Wendy Reiss, key account manager of sales and marketing, Kas Rugs, agreed. “There has been some interest again in higher price points or better-quality goods,” she said.
But the lower price points still dominate. “That’s where the volume is at,” said Steve Mazarakis, vice president, rug division, Linon Home Decor Products. In Atlanta, the company will show its expanded Westervelt polypropylene line, at $199 for a 5-by-8, a price point he is trying to hit in wool as well. And the lower price points work for furniture stores — “thirsty for product” — as a $600 rug wouldn’t work with a $399 sofa, he added.
Safavieh has also gotten a positive reaction to the lower price points it introduced at the last Atlanta market, Yaraghi said.
While retailers have been very cautious, and still are so, they have become more open to changing assortments quickly to find what works.

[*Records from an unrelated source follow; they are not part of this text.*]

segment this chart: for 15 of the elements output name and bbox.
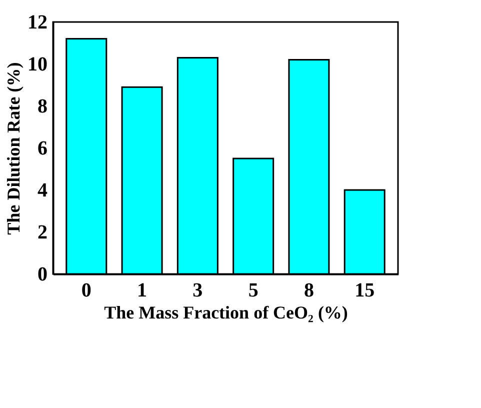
x-axis-title: The Mass Fraction of CeO₂ (%) [104, 302, 348, 322]
y-tick-label: 4 [38, 180, 48, 202]
x-tick-label: 1 [137, 280, 148, 302]
y-tick-label: 12 [28, 12, 48, 34]
y-tick-label: 8 [38, 96, 48, 118]
x-tick-label: 0 [81, 280, 92, 302]
x-tick-label: 15 [354, 280, 375, 302]
x-tick-label: 5 [248, 280, 258, 302]
y-tick-label: 6 [38, 138, 48, 160]
y-tick-label: 0 [38, 264, 48, 286]
y-tick-label: 10 [28, 54, 48, 76]
y-tick-label: 2 [38, 222, 48, 244]
x-tick-label: 8 [304, 280, 314, 302]
y-axis-title: The Dilution Rate (%) [4, 62, 24, 235]
x-tick-label: 3 [192, 280, 203, 302]
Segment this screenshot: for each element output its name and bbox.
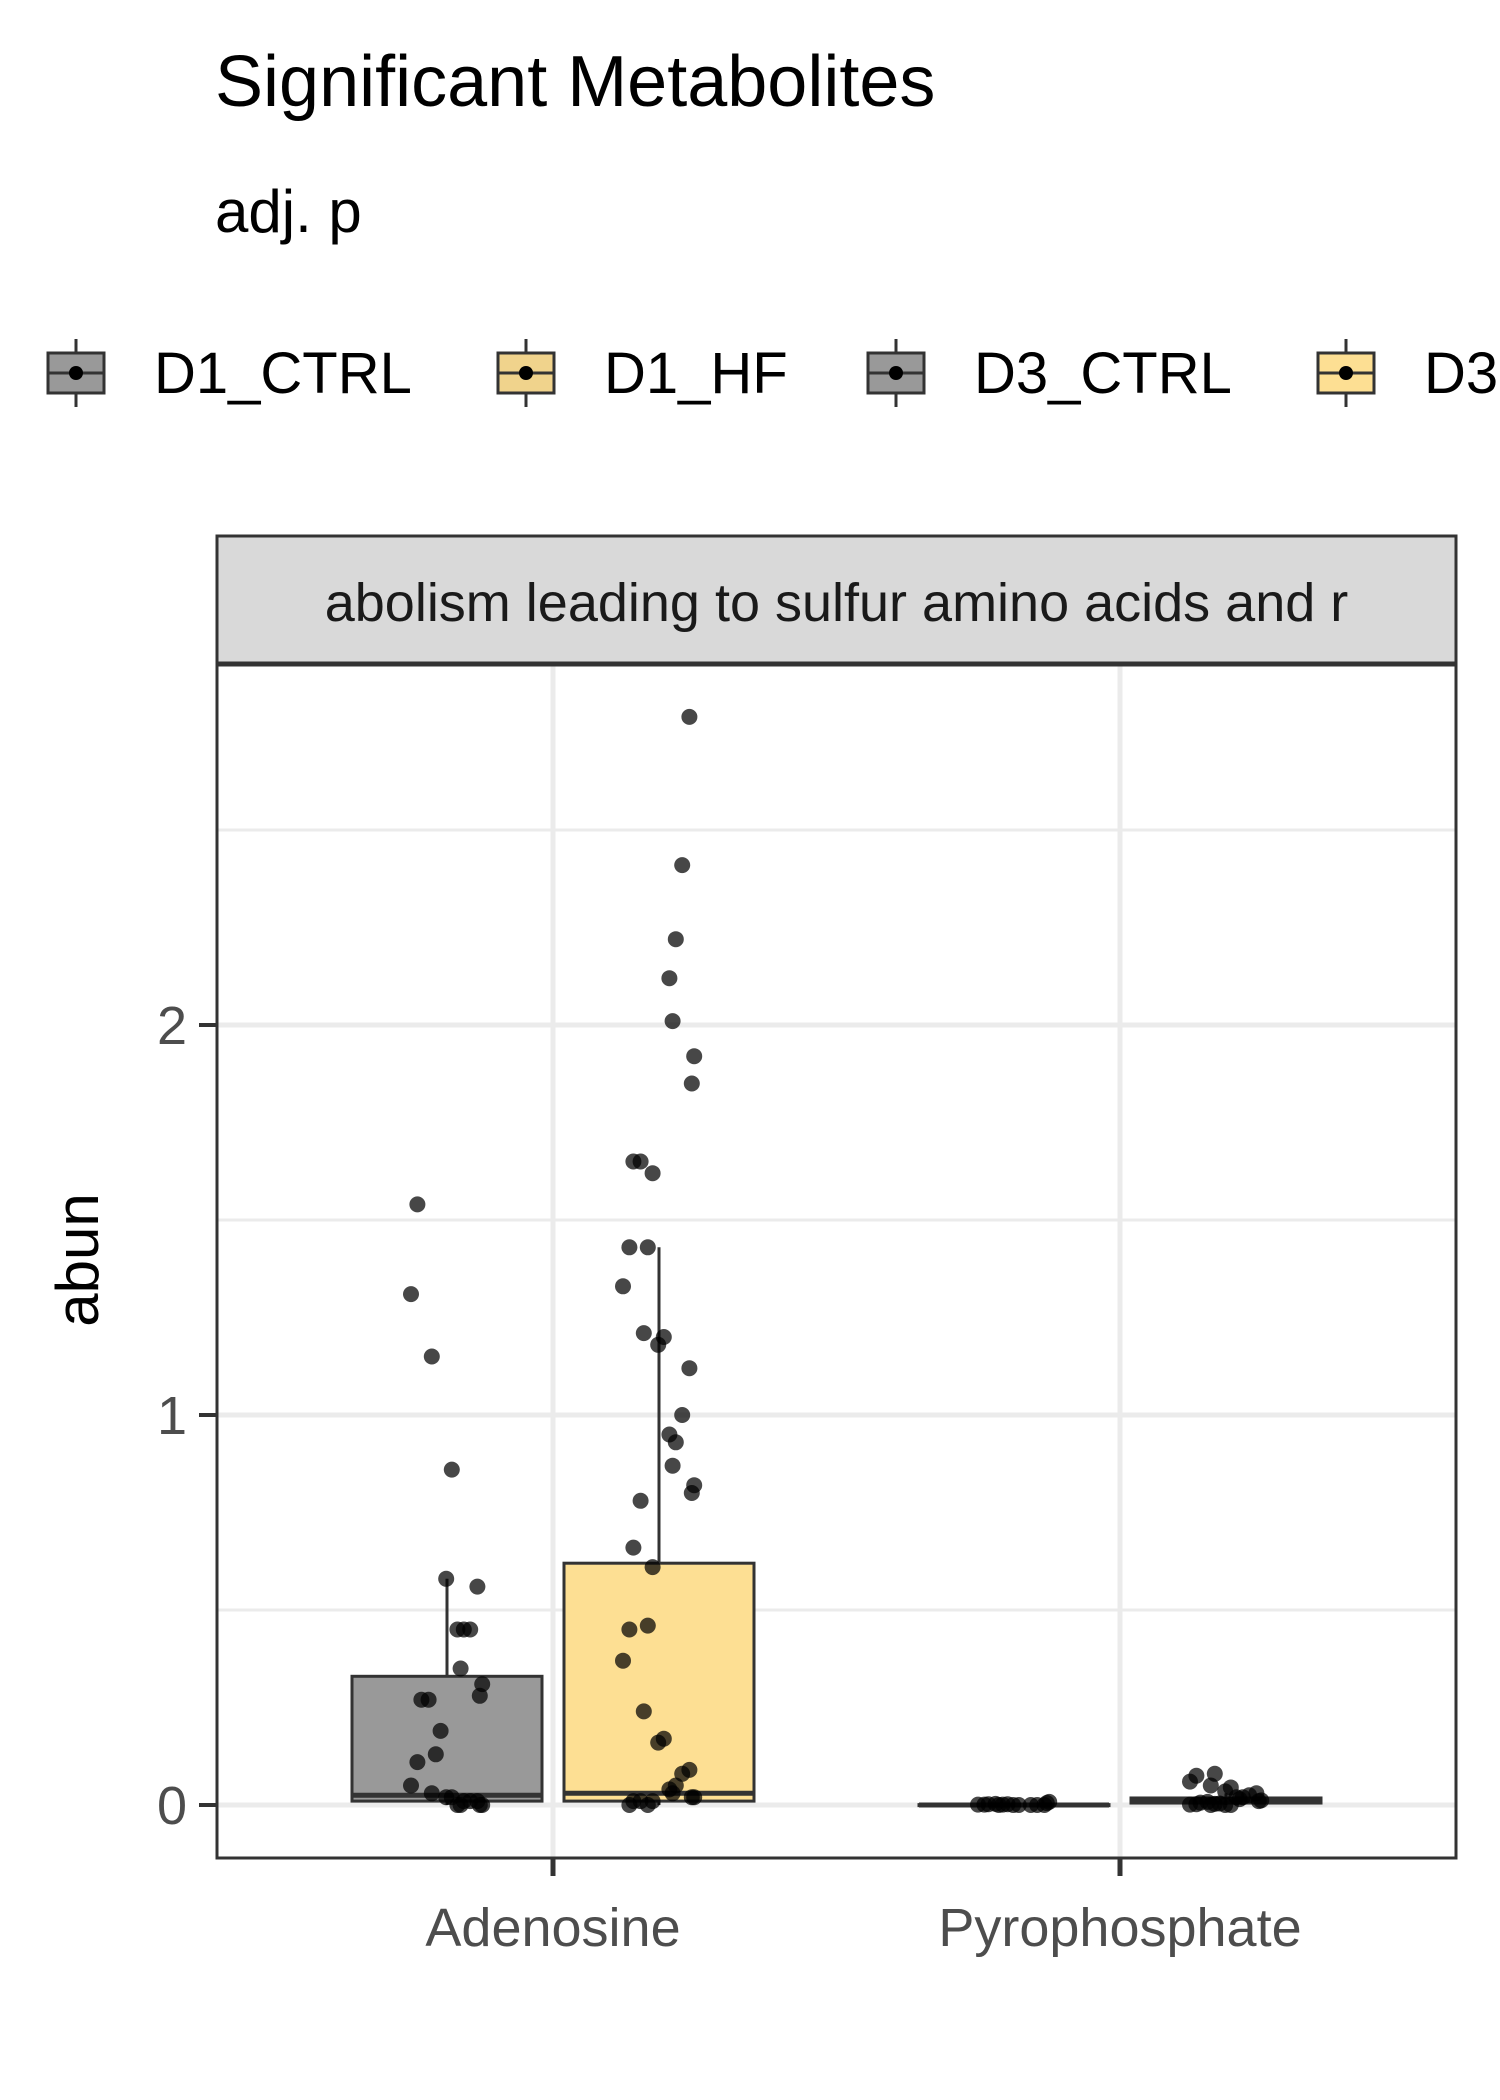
legend-point: [69, 366, 83, 380]
data-point: [423, 1785, 440, 1802]
data-point: [409, 1754, 426, 1771]
data-point: [413, 1691, 430, 1708]
data-point: [615, 1278, 631, 1295]
data-point: [432, 1722, 449, 1739]
data-point: [625, 1539, 642, 1556]
data-point: [674, 857, 691, 874]
gridlines: [217, 664, 1456, 1858]
legend-label: D3: [1424, 341, 1498, 406]
y-axis: 0 1 2: [157, 996, 217, 1836]
legend-point: [1339, 366, 1353, 380]
data-point: [664, 1013, 681, 1030]
data-point: [1005, 1797, 1022, 1813]
data-point: [639, 1239, 656, 1256]
data-point: [661, 970, 678, 987]
data-point: [1202, 1777, 1219, 1794]
data-point: [471, 1687, 488, 1704]
data-point: [686, 1048, 703, 1065]
box-adenosine-d1_ctrl: [350, 1196, 544, 1813]
data-point: [449, 1621, 466, 1638]
y-tick-label: 1: [157, 1386, 187, 1446]
y-axis-title: abun: [44, 1193, 111, 1326]
data-point: [683, 1485, 700, 1501]
data-point: [683, 1075, 700, 1092]
legend-item-d1_hf: D1_HF: [496, 339, 788, 407]
data-point: [667, 931, 684, 948]
legend-item-d3: D3: [1316, 339, 1498, 407]
data-point: [621, 1797, 638, 1813]
data-point: [681, 708, 698, 725]
data-point: [650, 1734, 667, 1751]
x-axis: Adenosine Pyrophosphate: [425, 1858, 1302, 1958]
data-point: [632, 1492, 649, 1509]
data-point: [443, 1461, 460, 1478]
data-point: [423, 1348, 440, 1365]
y-tick-label: 0: [157, 1776, 187, 1836]
legend-item-d3_ctrl: D3_CTRL: [866, 339, 1232, 407]
data-point: [664, 1457, 681, 1474]
data-point: [471, 1797, 488, 1813]
plot-panel: abolism leading to sulfur amino acids an…: [215, 534, 1458, 1860]
data-point: [681, 1360, 698, 1377]
box-pyrophosphate-d1_ctrl: [917, 1793, 1111, 1813]
legend-item-d1_ctrl: D1_CTRL: [46, 339, 412, 407]
data-point: [625, 1153, 642, 1170]
data-point: [644, 1165, 661, 1182]
data-point: [1217, 1797, 1234, 1813]
x-tick-label: Adenosine: [425, 1898, 680, 1958]
data-point: [1202, 1797, 1219, 1813]
box-adenosine-d1_hf: [562, 708, 756, 1813]
data-point: [639, 1617, 656, 1634]
chart-subtitle: adj. p: [215, 178, 362, 245]
box-marks: [350, 708, 1323, 1813]
legend-label: D1_HF: [604, 341, 788, 406]
x-tick-label: Pyrophosphate: [938, 1898, 1301, 1958]
data-point: [1022, 1797, 1039, 1813]
data-point: [635, 1703, 652, 1720]
legend: D1_CTRL D1_HF D3_CTRL D3: [46, 339, 1498, 407]
data-point: [970, 1796, 986, 1813]
y-tick-label: 2: [157, 996, 187, 1056]
data-point: [674, 1407, 691, 1423]
legend-label: D3_CTRL: [974, 341, 1232, 406]
data-point: [664, 1785, 681, 1802]
facet-strip: [215, 534, 1458, 666]
legend-point: [519, 366, 533, 380]
data-point: [683, 1789, 700, 1806]
data-point: [621, 1621, 638, 1638]
data-point: [409, 1196, 426, 1213]
data-point: [1182, 1773, 1198, 1790]
data-point: [403, 1777, 419, 1794]
data-point: [452, 1660, 469, 1677]
data-point: [644, 1559, 661, 1576]
box-body: [562, 1561, 756, 1803]
data-point: [1250, 1793, 1267, 1810]
data-point: [650, 1336, 667, 1353]
legend-point: [889, 366, 903, 380]
data-point: [1182, 1796, 1198, 1813]
data-point: [452, 1797, 469, 1813]
data-point: [427, 1746, 444, 1763]
data-point: [661, 1426, 678, 1443]
data-point: [635, 1325, 652, 1342]
box-body: [350, 1674, 544, 1803]
legend-label: D1_CTRL: [154, 341, 412, 406]
box-pyrophosphate-d1_hf: [1129, 1765, 1323, 1813]
data-point: [674, 1765, 691, 1782]
data-point: [639, 1797, 656, 1813]
data-point: [438, 1789, 455, 1806]
data-point: [438, 1570, 455, 1587]
data-point: [615, 1652, 631, 1669]
data-point: [469, 1578, 486, 1595]
facet-strip-label: abolism leading to sulfur amino acids an…: [325, 573, 1349, 633]
chart-title: Significant Metabolites: [215, 42, 935, 122]
data-point: [621, 1239, 638, 1256]
data-point: [990, 1797, 1007, 1813]
data-point: [403, 1286, 419, 1303]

“Retailers are diversifying their style, price points, and product mix,” said Seth King, vice president, sales and marketing, Surya. “We used to get a lot of ‘Well, we don’t do that ...’ and now retailers are aggressively changing their assortment to accommodate the challenging environment.”
The $199 to $599 price point range is where Surya is seeing growth, King added. “This is where we see our customers investing in their inventory.”
And retailers also don’t want to wait for product anymore. “When customers order, they want product right away and don’t want back orders,” King said.
Safavieh has speeded special orders up by adding new weaving facilities in Tibet and Nepal, Yaraghi said, resulting in halving the production time. A 10-by-14 that used to take six to seven months to produce is now at about three months, for example.
Reiss added, “It is still very important to pay attention to the operations and customer service piece.” She also saw some retailers raise their average ticket prices to see how consumers react. “It is nice to see.”